La coscienza di Edipo

L’Edipo Re è il personaggio che, fin dalla sua remota creazione sofoclea, ha accompagnato la società occidentale nell’impervio percorso della ricerca del sé; con l’era dell’esistenzialismo, tale cammino ha poi conquistato il risvolto dell’esplorazione dell’inconscio.

Una scena dall'Edipo Re di Antonio Calenda

Con Freud si compie un atto pirandelliano: l’Edipo, da personaggio della tragedia greca, scende le scale del palco, si confonde  con la platea e diviene icona dei turbamenti dell’uomo. Il secolo della psicoanalisi accoglie l’individuo sul lettino dell’inconscio e lo sprona ad interrogarsi sulle proprie pulsioni sessuali, sulla propria debolezza, sul senso di colpa, sulle proprie nevrosi. La metamorfosi è compiuta: da re a complesso, da mito a simbolo dello sconvolgimento esistenziale.

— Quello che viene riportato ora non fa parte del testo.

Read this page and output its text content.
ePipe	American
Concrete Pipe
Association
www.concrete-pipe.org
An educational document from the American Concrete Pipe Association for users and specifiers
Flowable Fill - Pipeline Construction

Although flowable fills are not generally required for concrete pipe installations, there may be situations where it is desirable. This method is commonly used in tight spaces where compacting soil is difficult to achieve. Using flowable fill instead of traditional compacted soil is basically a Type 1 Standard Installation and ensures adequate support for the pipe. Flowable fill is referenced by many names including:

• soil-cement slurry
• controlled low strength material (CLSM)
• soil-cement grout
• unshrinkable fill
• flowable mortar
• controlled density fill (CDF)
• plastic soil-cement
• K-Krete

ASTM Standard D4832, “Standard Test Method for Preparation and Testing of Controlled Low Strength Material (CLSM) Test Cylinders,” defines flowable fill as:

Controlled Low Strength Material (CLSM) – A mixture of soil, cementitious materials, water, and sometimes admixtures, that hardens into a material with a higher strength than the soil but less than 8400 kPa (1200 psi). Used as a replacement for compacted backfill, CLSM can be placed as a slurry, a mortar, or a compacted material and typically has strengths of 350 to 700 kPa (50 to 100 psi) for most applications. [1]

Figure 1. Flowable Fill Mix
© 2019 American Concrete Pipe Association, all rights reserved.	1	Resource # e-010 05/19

Nell’allestimento del Teatro stabile del Friuli Venezia Giulia, Calenda compie un ulteriore passo pirandelliano non solo riportando l’Edipo sul palco, ma rendendolo un paziente in analisi che si addentra fra le ombre della propria psiche. Franco Branciaroli, nei panni di questo personaggio altamente sveviano, dona al pubblico emozioni continue: contorcendosi sul lettino della seduta, rende universalmente intelligibile l’inquietudine dell’essere umano, condensa le paure e i limiti dell’individuo in un corpo prigione dal quale l’essenza interiore scalpita per uscire.

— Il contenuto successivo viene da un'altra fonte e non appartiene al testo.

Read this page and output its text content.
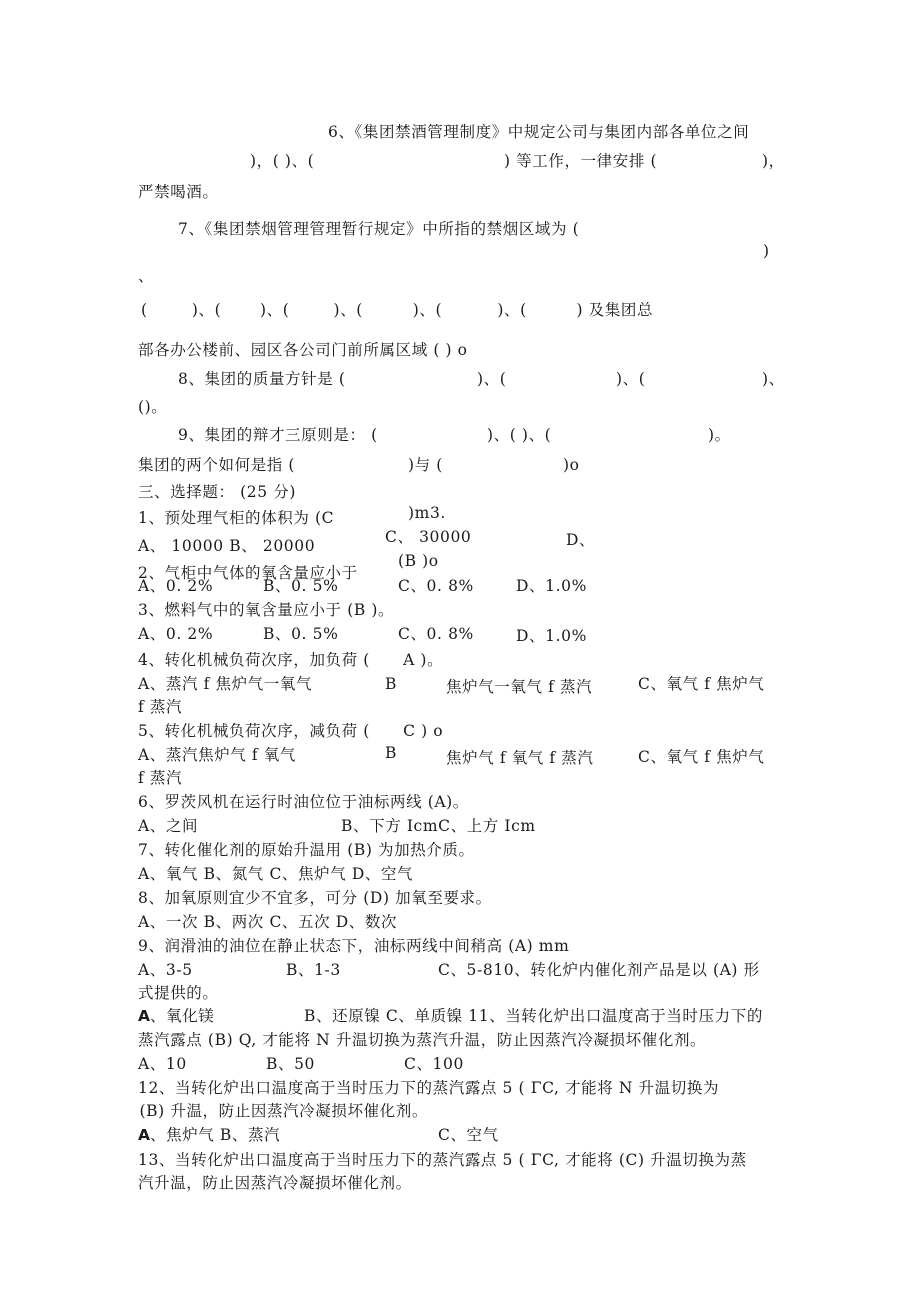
6、《集团禁酒管理制度》中规定公司与集团内部各单位之间
)，( )、(	) 等工作，一律安排 (	)，
严禁喝酒。
7、《集团禁烟管理管理暂行规定》中所指的禁烟区域为 (
)
、
(        )、(       )、(        )、(         )、(          )、(         ) 及集团总
部各办公楼前、园区各公司门前所属区域 ( ) o
8、集团的质量方针是 (	)、(	)、(	)、
()。
9、集团的辩才三原则是： (	)、( )、(	)。
集团的两个如何是指 (	)与 (	)o
三、选择题： (25 分)
1、预处理气柜的体积为 (C	)m3.
A、 10000 B、 20000	C、 30000	D、
(B )o
2、气柜中气体的氧含量应小于
A、0. 2%	B、0. 5%	C、0. 8%	D、1.0%
3、燃料气中的氧含量应小于 (B )。
A、0. 2%	B、0. 5%	C、0. 8%	D、1.0%
4、转化机械负荷次序，加负荷 (      A )。
A、蒸汽 f 焦炉气一氧气	B	焦炉气一氧气 f 蒸汽	C、氧气 f 焦炉气
f 蒸汽
5、转化机械负荷次序，减负荷 (      C ) o
A、蒸汽焦炉气 f 氧气	B	焦炉气 f 氧气 f 蒸汽	C、氧气 f 焦炉气
f 蒸汽
6、罗茨风机在运行时油位位于油标两线 (A)。
A、之间	B、下方 IcmC、上方 Icm
7、转化催化剂的原始升温用 (B) 为加热介质。
A、氧气 B、氮气 C、焦炉气 D、空气
8、加氧原则宜少不宜多，可分 (D) 加氧至要求。
A、一次 B、两次 C、五次 D、数次
9、润滑油的油位在静止状态下，油标两线中间稍高 (A) mm
A、3-5	B、1-3	C、5-810、转化炉内催化剂产品是以 (A) 形
式提供的。
A 、氧化镁	B、还原镍 C、单质镍 11、当转化炉出口温度高于当时压力下的
蒸汽露点 (B) Q, 才能将 N 升温切换为蒸汽升温，防止因蒸汽冷凝损坏催化剂。
A、10	B、50	C、100
12、当转化炉出口温度高于当时压力下的蒸汽露点 5 ( ΓC, 才能将 N 升温切换为
(B) 升温，防止因蒸汽冷凝损坏催化剂。
A 、焦炉气 B、蒸汽	C、空气
13、当转化炉出口温度高于当时压力下的蒸汽露点 5 ( ΓC, 才能将 (C) 升温切换为蒸
汽升温，防止因蒸汽冷凝损坏催化剂。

Ogni sua contrazione, ogni suo lamento, ogni suo ricordo, lo avvicinano al suo conflitto interiore procurando quel dolore e quella sofferenza che possono provare tutti coloro che si addentrano nel proprio percorso esistenziale. Tale universalità è rafforzata dalla convergenza di ulteriori personaggi/complessi psicologici che prendono vita in Edipo stesso come fossero un unico discorso interiore del paziente.

Franco Branciaroli interpreta Edipo

Il momento di trance in cui Branciaroli lascia spazio a Tiresia evoca il rapporto con la consapevolezza: l’uomo conosce i nodi interni del proprio conflitto ma spesso non li vuole vedere. Il tema del vedere, che accompagna tutta la messa in scena, risulta molto evidente nel mito di Tiresia che fu accecato da Atena proprio per aver visto ciò che agli uomini non è consentito: il corpo della dea nudo. In seguito alle suppliche della madre di Tiresia, Atena decise di acuirgli le orecchie, tramutandolo in uno dei più importanti indovini della storia. Anche Edipo perderà la vista, sarà lui stesso a privarsene dopo aver osato guardare dentro di sé.

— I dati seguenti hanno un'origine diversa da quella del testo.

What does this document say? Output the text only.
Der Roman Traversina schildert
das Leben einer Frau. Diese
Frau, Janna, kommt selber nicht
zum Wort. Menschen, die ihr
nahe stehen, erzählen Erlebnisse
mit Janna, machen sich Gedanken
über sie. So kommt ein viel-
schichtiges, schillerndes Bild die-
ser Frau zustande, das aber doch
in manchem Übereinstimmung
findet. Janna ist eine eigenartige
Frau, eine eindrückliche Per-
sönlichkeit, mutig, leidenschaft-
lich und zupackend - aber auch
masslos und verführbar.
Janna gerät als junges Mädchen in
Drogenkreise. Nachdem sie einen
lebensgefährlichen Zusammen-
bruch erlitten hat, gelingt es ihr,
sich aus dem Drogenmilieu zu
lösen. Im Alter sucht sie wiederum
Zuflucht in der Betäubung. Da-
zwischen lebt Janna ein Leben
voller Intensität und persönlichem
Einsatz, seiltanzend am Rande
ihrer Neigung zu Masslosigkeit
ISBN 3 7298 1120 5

Attraverso Giocasta, invece, emergono ulteriori sfaccettature del senso di colpa che vengono magistralmente rappresentate durante il rapporto sessuale tra Edipo e sua madre: Branciaroli rende vivi due corpi brutalmente avvinghiati, ricordando allo spettatore la turpe origine di quell’unione.
Giocasta appare con una nota noir evocata anche da Creonte che, con l’impermeabile lungo e la sigaretta accesa, propone una visione del potere contrastante con quella del re.

Il coro appare e scompare tra luci soffuse e ombre lontane, si fonde in un unico corpo per poi disgregarsi e assumere la forma a volte dei fantasmi della mente, altre del collegamento con la dimensione reale.
La scena di Pier Paolo Bisleri accentua il senso di prigionia della psiche, ponendo i personaggi in una scatola nera nella quale, di tanto in tanto, si apre uno spiraglio luminoso per far trasparire ulteriori ombre.
Sul finale scende un emblematico drappo bianco pregno di significati; nella scatola nera dell’inconscio viene abbattuta una parete, lasciando così intravedere una via di fuga, quella del ruolo. Nonostante tutto, Edipo fu un grande re.